Nope. A cool part of the crypto universe is that anyone can fork the coin (considering he has the majority of the shares/consensus AFTER the fork against hostile groups) to do whatever, and the markets decide if the fork has any value.
I don't believe miners and core developers would like to support such a change, but unless they have the majority of stake in the fork, they don't count. You can decide the parameters of the fork such that they actively suppress the position of devs and miners. Just like you would be designing an altcoin.
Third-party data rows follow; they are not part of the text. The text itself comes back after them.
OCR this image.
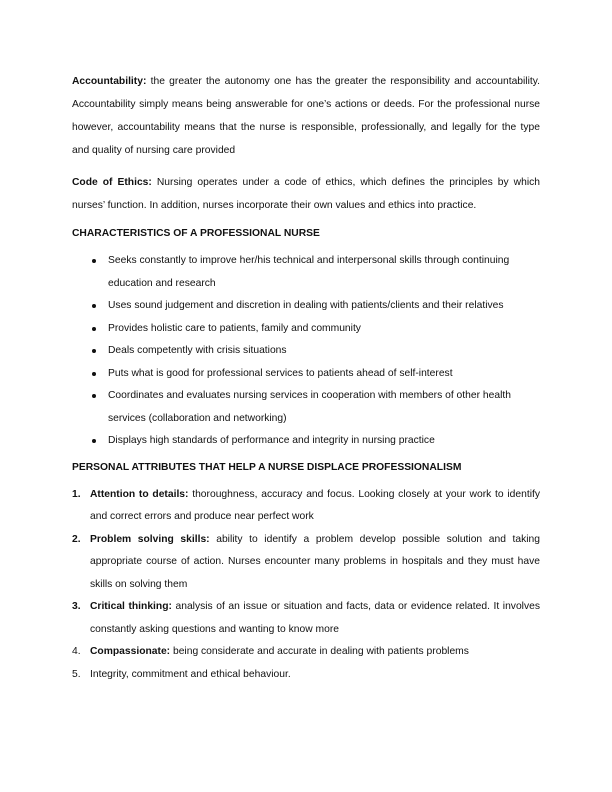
Accountability: the greater the autonomy one has the greater the responsibility and accountability. Accountability simply means being answerable for one’s actions or deeds. For the professional nurse however, accountability means that the nurse is responsible, professionally, and legally for the type and quality of nursing care provided

Code of Ethics: Nursing operates under a code of ethics, which defines the principles by which nurses’ function. In addition, nurses incorporate their own values and ethics into practice.

CHARACTERISTICS OF A PROFESSIONAL NURSE
Seeks constantly to improve her/his technical and interpersonal skills through continuing education and research
Uses sound judgement and discretion in dealing with patients/clients and their relatives
Provides holistic care to patients, family and community
Deals competently with crisis situations
Puts what is good for professional services to patients ahead of self-interest
Coordinates and evaluates nursing services in cooperation with members of other health services (collaboration and networking)
Displays high standards of performance and integrity in nursing practice
PERSONAL ATTRIBUTES THAT HELP A NURSE DISPLACE PROFESSIONALISM
1. Attention to details: thoroughness, accuracy and focus. Looking closely at your work to identify and correct errors and produce near perfect work
2. Problem solving skills: ability to identify a problem develop possible solution and taking appropriate course of action. Nurses encounter many problems in hospitals and they must have skills on solving them
3. Critical thinking: analysis of an issue or situation and facts, data or evidence related. It involves constantly asking questions and wanting to know more
4. Compassionate: being considerate and accurate in dealing with patients problems
5. Integrity, commitment and ethical behaviour.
Yes, you can create a new coin, but this has nothing to do with the consensus in Bitcoin. The difference between a fork and a new chain is that all wealth gets wiped out. Bitcoins don't have value in a new chain. So what OP is talking about is just nonsense - he is explicitly referring to migrating Bitcoin. The people who hold the 5 billion dollars in wealth have no interest in destroying their wealth. The ASIC miners have no interest in moving to another system. The Bitcoin chain is secured by the hashing power. Which means the wealth can't be destroyed by random judgements of people. This economic calculation is the very reason why Bitcoin works in the first place. Essentially those nodes who would want to change the system would be malicious actors in the network. All of this is really required if you want to understand the system, because otherwise bitcoins would be worthless. The value of bitcoins crucially depends on the self-interest of miners and the tie to the hashing-power. Which is not to say there can be better systems. One might imagine a currency where users actually have a say in development, but Bitcoin is not such a system. Any new algorithm will be an Altcoin, not Bitcoin 2.0.